The Earth has apparently entered a new climate regime in which it is locked into warmer than normal temperatures. In 2012 - the temperature of the globe once again rose above the long-term average, joining the 35 years preceding it.
Specifically, the Earth’s temperature in 2012 was 1.03°F warmer than the 20th century average, the 10th warmest year since records began in 1880 NOAA announced today. NASA, which independently evaluates global temperature records, found it was the 9th warmest year on record.
Most of the warmest years on record have occurred since the turn of the millenium. According to NOAA’s analysis, all 12 years of the 21st century rank among the 14 warmest on record.
Global surface temperature difference from average 1884 to 2012. Source: NASA Goddard Institute for Space Studies
“One more year of numbers isn’t in itself significant,” NASA climatologist Gavin Schmidt said. “What matters is this decade is warmer than the last decade, and that decade was warmer than the decade before.
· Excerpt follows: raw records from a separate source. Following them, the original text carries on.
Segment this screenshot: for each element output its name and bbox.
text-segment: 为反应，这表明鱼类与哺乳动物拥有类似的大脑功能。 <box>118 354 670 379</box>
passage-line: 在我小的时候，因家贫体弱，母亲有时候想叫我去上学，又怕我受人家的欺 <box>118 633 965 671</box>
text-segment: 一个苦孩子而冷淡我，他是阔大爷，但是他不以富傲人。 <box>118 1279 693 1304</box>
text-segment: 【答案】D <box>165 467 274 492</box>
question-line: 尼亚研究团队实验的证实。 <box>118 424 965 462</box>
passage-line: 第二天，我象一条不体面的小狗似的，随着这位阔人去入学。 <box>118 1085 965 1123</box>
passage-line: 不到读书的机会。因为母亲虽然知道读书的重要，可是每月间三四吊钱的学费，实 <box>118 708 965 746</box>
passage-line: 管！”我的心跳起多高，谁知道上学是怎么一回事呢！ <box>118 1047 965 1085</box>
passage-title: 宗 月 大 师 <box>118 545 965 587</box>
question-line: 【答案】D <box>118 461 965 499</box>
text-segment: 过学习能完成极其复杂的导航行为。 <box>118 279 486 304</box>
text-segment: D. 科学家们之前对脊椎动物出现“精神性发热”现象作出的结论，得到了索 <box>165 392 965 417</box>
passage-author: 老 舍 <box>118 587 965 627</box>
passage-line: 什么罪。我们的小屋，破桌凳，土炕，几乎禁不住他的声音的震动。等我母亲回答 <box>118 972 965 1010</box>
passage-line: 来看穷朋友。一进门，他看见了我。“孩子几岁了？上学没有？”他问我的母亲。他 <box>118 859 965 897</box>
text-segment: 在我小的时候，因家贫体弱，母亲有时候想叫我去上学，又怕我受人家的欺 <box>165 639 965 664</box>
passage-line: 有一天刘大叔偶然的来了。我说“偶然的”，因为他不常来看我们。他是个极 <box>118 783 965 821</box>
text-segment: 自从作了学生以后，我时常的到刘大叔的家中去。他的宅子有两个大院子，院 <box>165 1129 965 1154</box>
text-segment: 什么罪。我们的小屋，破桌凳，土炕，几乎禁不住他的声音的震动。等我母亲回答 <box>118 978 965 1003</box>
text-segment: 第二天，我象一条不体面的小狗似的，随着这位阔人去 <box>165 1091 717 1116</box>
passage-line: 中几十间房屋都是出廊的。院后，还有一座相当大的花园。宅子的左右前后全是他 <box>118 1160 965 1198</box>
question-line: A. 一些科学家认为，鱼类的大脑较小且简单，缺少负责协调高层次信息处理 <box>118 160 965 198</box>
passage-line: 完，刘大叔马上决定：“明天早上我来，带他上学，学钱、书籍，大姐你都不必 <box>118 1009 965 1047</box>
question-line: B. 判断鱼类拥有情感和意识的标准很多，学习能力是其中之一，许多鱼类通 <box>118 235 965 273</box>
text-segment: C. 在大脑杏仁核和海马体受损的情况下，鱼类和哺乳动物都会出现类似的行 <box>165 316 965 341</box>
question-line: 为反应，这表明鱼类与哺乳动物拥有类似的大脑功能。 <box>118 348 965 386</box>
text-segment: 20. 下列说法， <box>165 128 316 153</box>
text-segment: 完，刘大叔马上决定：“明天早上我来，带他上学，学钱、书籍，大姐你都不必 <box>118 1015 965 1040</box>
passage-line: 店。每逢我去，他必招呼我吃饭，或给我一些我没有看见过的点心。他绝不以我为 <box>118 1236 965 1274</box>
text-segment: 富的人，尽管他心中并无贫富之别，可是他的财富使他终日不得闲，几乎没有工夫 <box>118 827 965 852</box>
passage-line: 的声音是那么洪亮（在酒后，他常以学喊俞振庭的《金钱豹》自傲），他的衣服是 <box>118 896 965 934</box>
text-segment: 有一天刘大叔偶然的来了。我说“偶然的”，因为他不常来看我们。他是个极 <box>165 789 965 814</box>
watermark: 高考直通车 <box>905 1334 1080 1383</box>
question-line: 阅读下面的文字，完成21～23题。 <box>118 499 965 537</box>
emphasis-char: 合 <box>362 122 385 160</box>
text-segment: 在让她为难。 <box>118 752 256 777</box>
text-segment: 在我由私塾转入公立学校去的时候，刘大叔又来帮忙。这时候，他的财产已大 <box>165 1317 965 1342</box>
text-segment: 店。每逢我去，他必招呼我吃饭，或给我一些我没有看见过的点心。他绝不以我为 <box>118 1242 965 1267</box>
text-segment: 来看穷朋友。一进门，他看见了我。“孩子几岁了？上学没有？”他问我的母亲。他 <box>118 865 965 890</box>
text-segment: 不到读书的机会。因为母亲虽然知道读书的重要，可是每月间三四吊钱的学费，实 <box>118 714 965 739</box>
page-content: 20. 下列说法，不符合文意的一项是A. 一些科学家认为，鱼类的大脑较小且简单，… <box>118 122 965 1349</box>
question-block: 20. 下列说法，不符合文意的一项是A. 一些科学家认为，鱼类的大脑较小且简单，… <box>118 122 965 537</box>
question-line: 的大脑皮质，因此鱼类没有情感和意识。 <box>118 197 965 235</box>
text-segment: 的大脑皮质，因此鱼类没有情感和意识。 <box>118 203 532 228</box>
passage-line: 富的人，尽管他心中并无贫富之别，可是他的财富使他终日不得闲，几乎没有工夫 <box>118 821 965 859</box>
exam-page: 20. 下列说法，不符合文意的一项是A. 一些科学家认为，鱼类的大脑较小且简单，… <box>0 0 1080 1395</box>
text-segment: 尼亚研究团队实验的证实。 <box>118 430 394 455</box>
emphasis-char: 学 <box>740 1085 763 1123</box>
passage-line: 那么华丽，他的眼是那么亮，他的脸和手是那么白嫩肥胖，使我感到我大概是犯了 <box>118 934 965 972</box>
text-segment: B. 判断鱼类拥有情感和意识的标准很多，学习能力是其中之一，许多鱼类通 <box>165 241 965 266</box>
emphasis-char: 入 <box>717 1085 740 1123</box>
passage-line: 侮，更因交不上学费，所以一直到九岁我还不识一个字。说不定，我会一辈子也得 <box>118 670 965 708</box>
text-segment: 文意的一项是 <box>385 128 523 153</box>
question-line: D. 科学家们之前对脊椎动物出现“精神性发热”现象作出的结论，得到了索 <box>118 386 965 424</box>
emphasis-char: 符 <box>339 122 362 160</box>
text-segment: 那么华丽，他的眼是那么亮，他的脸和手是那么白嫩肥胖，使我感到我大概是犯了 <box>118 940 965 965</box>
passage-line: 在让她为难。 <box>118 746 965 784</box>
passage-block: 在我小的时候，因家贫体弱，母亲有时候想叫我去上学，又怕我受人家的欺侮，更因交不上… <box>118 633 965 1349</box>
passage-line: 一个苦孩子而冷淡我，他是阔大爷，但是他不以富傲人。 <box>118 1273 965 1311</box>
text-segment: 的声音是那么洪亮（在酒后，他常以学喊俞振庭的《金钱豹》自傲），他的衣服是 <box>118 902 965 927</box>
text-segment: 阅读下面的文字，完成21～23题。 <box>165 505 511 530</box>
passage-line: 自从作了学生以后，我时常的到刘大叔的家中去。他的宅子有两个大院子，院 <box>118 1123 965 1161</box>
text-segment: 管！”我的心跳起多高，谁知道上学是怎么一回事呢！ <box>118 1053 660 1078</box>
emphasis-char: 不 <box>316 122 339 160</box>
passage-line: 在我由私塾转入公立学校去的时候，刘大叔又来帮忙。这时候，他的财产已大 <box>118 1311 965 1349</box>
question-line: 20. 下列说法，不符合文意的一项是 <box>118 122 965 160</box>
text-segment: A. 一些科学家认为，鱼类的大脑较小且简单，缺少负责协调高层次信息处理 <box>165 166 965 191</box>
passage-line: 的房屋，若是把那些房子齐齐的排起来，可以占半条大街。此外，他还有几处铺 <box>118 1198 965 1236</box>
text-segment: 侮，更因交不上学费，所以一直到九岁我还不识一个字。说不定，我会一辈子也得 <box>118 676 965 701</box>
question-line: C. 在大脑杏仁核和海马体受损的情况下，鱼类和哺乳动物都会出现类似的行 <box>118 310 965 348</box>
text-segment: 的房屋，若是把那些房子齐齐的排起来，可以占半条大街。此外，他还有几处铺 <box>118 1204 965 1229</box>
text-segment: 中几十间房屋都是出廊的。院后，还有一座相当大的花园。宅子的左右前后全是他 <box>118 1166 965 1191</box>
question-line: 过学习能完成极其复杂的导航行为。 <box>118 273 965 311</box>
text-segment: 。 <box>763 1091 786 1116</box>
The planet is warming. The reason it’s warming is because we are pumping increasing amounts of carbon dioxide into the atmosphere.”
Although the global temperature was elevated in 2012, temperatures were not warmer than average uniformly over the globe.
“[M]ost of Alaska, far western Canada, central Asia, parts of the eastern and equatorial Pacific, southern Atlantic, and parts of the Southern Ocean were notably cooler than average,” NOAA reported.
But these cooler than normal spots were outweighed by much warmer than average conditions in North and South America, much of Europe and Africa, and western, southern, and far northeastern Asia.
Warmth was especially intense over the United States which logged its warmest year on record.
Satellite measurements of global temperature - which serve as an independent check of NOAA/NASA temperatures obtained from thermometers - indicate it was the 9th warmest of the last 34 years.
A pause in the warming?
Although temperatures are now warmer than the 1970s and earlier decades, some scientists and journalists point to an apparent pause in the warming which began in the late 1990s, suggesting climate change may not be occurring as quickly as predicted.
There is an entire scientific literature proposing several explanations for the pause. At the top of the list is the prevalence of La Nina events over the past decade - which result in episodic cooling of the tropical Pacific ocean and lower global temperatures. 2012 was yet another La Nina year.
Such La Nina events occur somewhat randomly and are difficult to predict.
Although the average global temperature has not warmed appreciably since the late 1990s and a new global temperature record has not been established (since 2005 or 1998, depending on the analysis), 2012 was the warmest La Nina year on record besting 2011, the previous recordholder.
Should La Nina’s opposite phase, El Nino, make a strong return, the tropical Pacific would warm and a spike in global temperatures would likely follow. There have been only two El Ninos in the last 14 years.